In rejecting the insanity defence, the jury found that Lauren Dickason was able to understand at the time she murdered her children that doing so was morally wrong. In rejecting the infanticide defence, the jury must have decided either that Dickason’s depression and anxiety were not a result of the birth of her children, or that she was well enough to be considered fully responsible for murdering them.
However, at sentencing, it would be open to the Judge to find that Dickason would not have murdered her children if not for her depression and anxiety, or that her mental health problems played a very significant causal role, alongside the major life stressors she experienced in the months and days leading up to the murders.
If that is the view the judge takes of the facts, he will need to consider whether the life sentence normally imposed for murder is appropriate. When mental illness plays a very significant role in a murder, and the offender poses a low risk of reoffending, a finite sentence (a fixed number of years) can be imposed.
If the judge considers that a life sentence must be imposed, he will need to decide how many years Dickason must wait before she is eligible to apply for parole. That minimum period of imprisonment (MPI) must be at least 10 years. Some features of the murder mean that an MPI of at least 17 years must be considered: that there were three victims, that they were vulnerable because of their age, and that they were entitled to look to their mother for protection rather than harm all point towards a longer MPI. If the judge decides that the Crown has proved beyond reasonable doubt that Dickason planned the murders, and if the judge considers the method of death was particularly callous or brutal (keeping in mind the full spectrum of murders), these factors will also point towards an MPI of at least 17 years.
The judge must also consider, however, whether an MPI of 17 years or more would be “manifestly unjust”. The same sorts of factors as are relevant to whether a life sentence should be imposed are also relevant here. The judge may also take into account that Dickason did not mistreat her children until she murdered them and (rather less significantly) that she will serve her sentence in New Zealand, away from friends and family.
Whatever MPI is imposed, it is important to remember that that is just the minimum period Dickason must serve before she is eligible to apply for parole. The parole board then decides whether she can be released without posing an undue risk to the community. She may not be released for many years after the MPI has been reached. Once released on parole, Dickason will be deported back to South Africa.

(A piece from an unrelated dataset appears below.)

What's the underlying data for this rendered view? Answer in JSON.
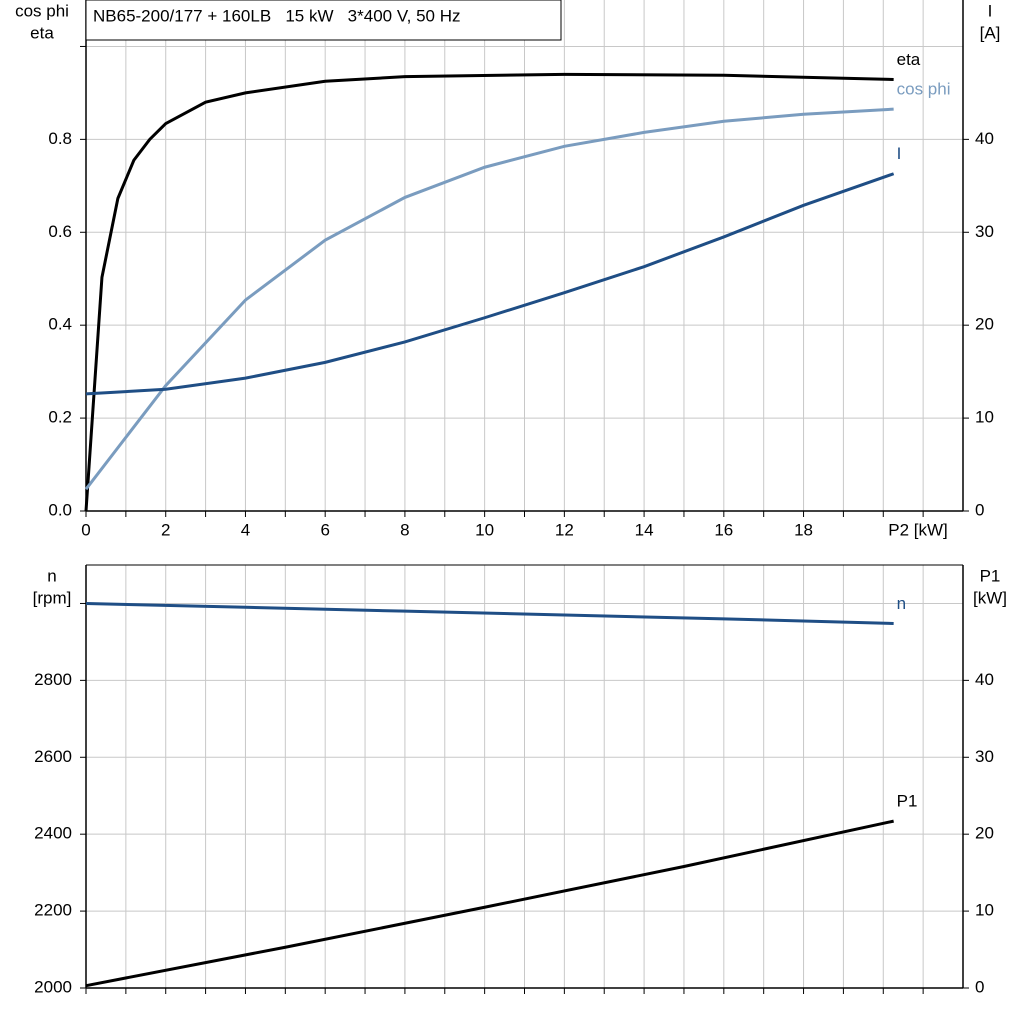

The judge has ordered reports into Dickason’s current mental health status and treatment. He has the option of sentencing her to imprisonment but ordering that she be detained as a special patient in a hospital (likely Hillmorton Hospital, where she has been since the murders). She can be detained there as long as she requires in-patient psychiatric treatment to ensure her safety or the safety of others. When she is well enough, she will be transferred to prison to serve the rest of her sentence.